Tuesday, April 10, 2012

A solar researcher has spotted a hitherto-unreported feature of the Sun's atmosphere, giving us an insight into the star's magnetic structure.



Neil Sheeley at the Naval Research Laboratory in Washington DC was examining the daily images sent back from Nasa's Solar Dynamics Observatory satellites when he saw a pattern of cells -- with bright centres and dark boundaries. That's normal on the surface of the Sun, but it hasn't previously been documented in its corona, which is normally dominated by loops and holes.

The holes represent colder, less dense areas of the atmosphere, and the loops represent "filament channels", where there's a boundary between sections of differing magnetic fields. The coronal cells appear to pop up in the areas between these features, indicating that their evolution could be tied to how the magnetic fields change on the boundaries of coronal holes, and how they affect the solar wind -- which has a significant impact on the Earth.

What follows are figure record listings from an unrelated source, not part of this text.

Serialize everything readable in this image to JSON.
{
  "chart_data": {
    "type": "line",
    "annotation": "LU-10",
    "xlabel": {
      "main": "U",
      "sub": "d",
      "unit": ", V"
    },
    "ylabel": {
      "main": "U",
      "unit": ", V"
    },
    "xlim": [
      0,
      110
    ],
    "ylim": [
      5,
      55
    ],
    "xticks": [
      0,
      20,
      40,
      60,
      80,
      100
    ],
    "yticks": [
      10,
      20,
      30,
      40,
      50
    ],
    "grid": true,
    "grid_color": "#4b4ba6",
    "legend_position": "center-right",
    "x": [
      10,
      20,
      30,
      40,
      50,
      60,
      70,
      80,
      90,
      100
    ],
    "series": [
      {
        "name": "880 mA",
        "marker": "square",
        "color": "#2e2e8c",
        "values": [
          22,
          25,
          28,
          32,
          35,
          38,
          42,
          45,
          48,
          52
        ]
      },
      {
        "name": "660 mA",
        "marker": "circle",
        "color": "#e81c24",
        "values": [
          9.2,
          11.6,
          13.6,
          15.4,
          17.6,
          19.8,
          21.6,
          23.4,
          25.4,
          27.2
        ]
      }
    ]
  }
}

"We think the coronal cells look like flames shooting up, like candles on a birthday cake," says Sheeley. "When you see them from the side, they look like flames. When you look at them straight down they look like cells. And we had a great way of checking this out, because we could look at them from the top and from the side at the same time using observations from SDO, STEREO-A, and STEREO-B."

Solar Imagery

As the Sun span through its 27-day rotation period, the coronal cells were snapped by all three satellites from different angles, allowing Sheeley and his colleague Harry Warren to get a three-dimensional perspective on the structure of the cells. Then, using the SDO's Helioseismic and Magnetic Imager, the pair superimposed regular images of the cells with images of the magnetic fields present in the atmosphere. This showed bundles of magnetic field at the centre of the cells, differentiating them from to-called "supergranules", which have enhanced magnetic fields at their edges.

The team were also able to see how the cells relate to other structures in the Sun's atmosphere. In some of the time-lapse imagery, the cells disappeared when filaments lept out of the atmosphere near them, to be replaced by dark coronal holes. However, they didn't always stay gone. "Sometimes the cells were gone forever, and sometimes they would reappear exactly as they were," says Sheeley. "So this means we need to figure out what's blowing out the candles on the birthday cake and re-lighting them. It's possible that this coronal cell structure is the same structure that exists inside the coronal holes -- but they're visible to us when the magnetic fields are closed, and not visible when the magnetic fields are open."

The findings shed light on the little-understood magnetic structure of the Sun's atmosphere, and were reported in the Astrophysical Journal.